Çerkez Ethem konusunda büyük eleştiri alan dizi, bu kez de kahraman tayyarecimiz Vecihi Hürkuş'u konu ettiği bölümleriyle şimşekleri üzerine çekti.
Dönem dizisi yapmak hassas bir iştir. Siz her ne kadar 'Belgesel değil, dizi çekiyoruz' zırhının arkasına sığınmaya çalışsanız da millet, tarihini bu dizilerden öğrenme eğilimindedir. Bu nedenle senaristlerin 'mutlak sorumluluğu' söz konusudur. Senaryoyu tatlandırmak, heyecan katmak için yapılan küçük, zararsız drama oyunlarına kimsenin itirazı olamaz. Ama tarihi şahsiyetlerin itibarlarını zedeleyecek gerçek dışı hikayeler, yakınlarını ve onlara sevgi, saygı besleyenleri üzer.
Tayyareci Vecihi Hürkuş Müzesi Derneği de (TVHMD), 'Vatanım Sensin' dizisinde çizilen Vecihi Hürkuş portresine büyük tepki gösterdi. Son derece haklı ifadeler taşıyan o açıklamanın altına aynen imzamı atıyorum:
"Gerçek bir kahramana hayali saçmalıklar eklersin, sonra da 'şaşırtan kimlik' diye manşet atarsın. Bu ülke de, bu kahramanlar da sahipsiz değildir. Sorumluluk sahibi kişiler varsa özür dilemeli ve yanlışlarını düzeltmelidirler.

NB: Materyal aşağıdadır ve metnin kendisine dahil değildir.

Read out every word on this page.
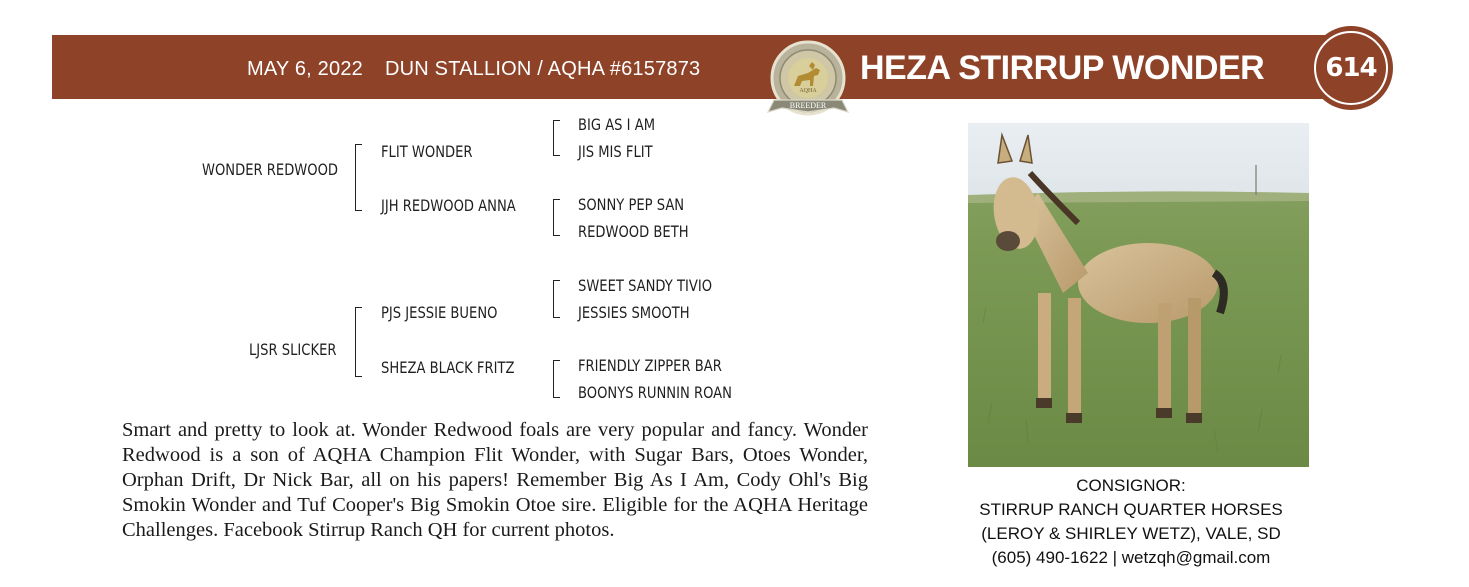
MAY 6, 2022 DUN STALLION / AQHA #6157873
BREEDER
AQHA
HEZA STIRRUP WONDER	614
WONDER REDWOOD
FLIT WONDER
JJH REDWOOD ANNA
BIG AS I AM
JIS MIS FLIT
SONNY PEP SAN
REDWOOD BETH
LJSR SLICKER
PJS JESSIE BUENO
SHEZA BLACK FRITZ
SWEET SANDY TIVIO
JESSIES SMOOTH
FRIENDLY ZIPPER BAR
BOONYS RUNNIN ROAN
Smart and pretty to look at. Wonder Redwood foals are very popular and fancy. Wonder Redwood is a son of AQHA Champion Flit Wonder, with Sugar Bars, Otoes Wonder, Orphan Drift, Dr Nick Bar, all on his papers! Remember Big As I Am, Cody Ohl's Big Smokin Wonder and Tuf Cooper's Big Smokin Otoe sire. Eligible for the AQHA Heritage Challenges. Facebook Stirrup Ranch QH for current photos.
CONSIGNOR:
STIRRUP RANCH QUARTER HORSES
(LEROY & SHIRLEY WETZ), VALE, SD
(605) 490-1622 | wetzqh@gmail.com
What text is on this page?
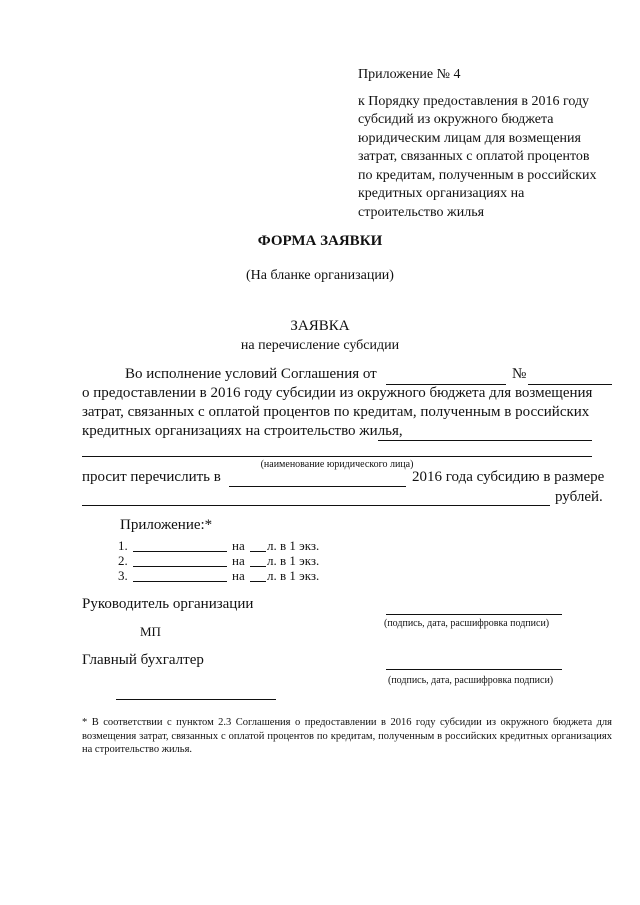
Приложение № 4
к Порядку предоставления в 2016 году
субсидий из окружного бюджета
юридическим лицам для возмещения
затрат, связанных с оплатой процентов
по кредитам, полученным в российских
кредитных организациях на
строительство жилья
ФОРМА ЗАЯВКИ
(На бланке организации)
ЗАЯВКА
на перечисление субсидии
Во исполнение условий Соглашения от	№
о предоставлении в 2016 году субсидии из окружного бюджета для возмещения
затрат, связанных с оплатой процентов по кредитам, полученным в российских
кредитных организациях на строительство жилья,
(наименование юридического лица)
просит перечислить в	2016 года субсидию в размере
рублей.
Приложение:*
1.	на л. в 1 экз.
2.	на л. в 1 экз.
3.	на л. в 1 экз.
Руководитель организации
(подпись, дата, расшифровка подписи)
МП
Главный бухгалтер
(подпись, дата, расшифровка подписи)
* В соответствии с пунктом 2.3 Соглашения о предоставлении в 2016 году субсидии из окружного бюджета для возмещения затрат, связанных с оплатой процентов по кредитам, полученным в российских кредитных организациях на строительство жилья.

Vecihi, kahraman olduğu için ne istersek yapar. Ne de olsa en bilinen dizilerden birini yapıyoruz. Bir de film çıkacakmış, nedir bilinmez ama yine de 'biz daha önce bir reyting alalım...' Senaryoda 'çal' deriz çalar, 'Yunan ikmal deposundan çaldım' diye anlatır. Çaldıkları ile tavernaya ses tesisatı yapar, içeride çalınanlar dışarıdan duyulsun diye...
Gerçek Vecihi o sırada 'ses tesisatı işleri' ile değil Kurtuluş Savaşı'nda 'savaş işleri' ile uğraşıyordu.
İzmir'de değil cephedeydi, sokak serserileri ile ağız dalaşına girmiyordu. Keşif ve savaş uçuşları ile Yunan'a Anadolu'yu dar ediyordu. Sorsanız; belgesel değil, 'dizi' derler.
Her şey serbest." Derneğin yaptığı açıklamada, dizi ekibinin kendilerine başvurduğu, ancak sürecin sağlıksız sonlandığı da belirtildi:
"1 Mart 2018'de bir ileti düşer: 'Geçen gün telefonla konuştuğumuz üzere 'Vatanım Sensin' isimli TV dizimizde Vecihi Hürkuş karakterini kullanmak istiyoruz.
Bu kapsamda yazarlarımızın hazırladığı karakter analizini sizlerle de paylaşıyorum.' Karakter analizi korkunçtur. Bu kadar cehalet, özel eğitim gerektirir diye düşünürsünüz.
Üzerinde çalışır, 2 Mart 2018'de metne dokunmadan doğruları dip notlar ve gerekçelerle yazarsınız. Daha detaylı ve belgeli yardıma hazır olduğunuzu belirtirsiniz. Gönderirsiniz.
Alındığını doğrulatırsınız.
Sonra? Sonra ne yeni bir ileti düşer, ne bir telefon çalar.
Vebali; okumayanların, okuduğu halde anlamayanların, anladığı halde anlamamakta direnenlerin başına. Bilmeyenleri aldatır, bilenlerle alay edersiniz.
Çünkü siz aslında 'ne' olduğunuzu bilirsiniz. Gün gelir ekranda 'dizi' başlar."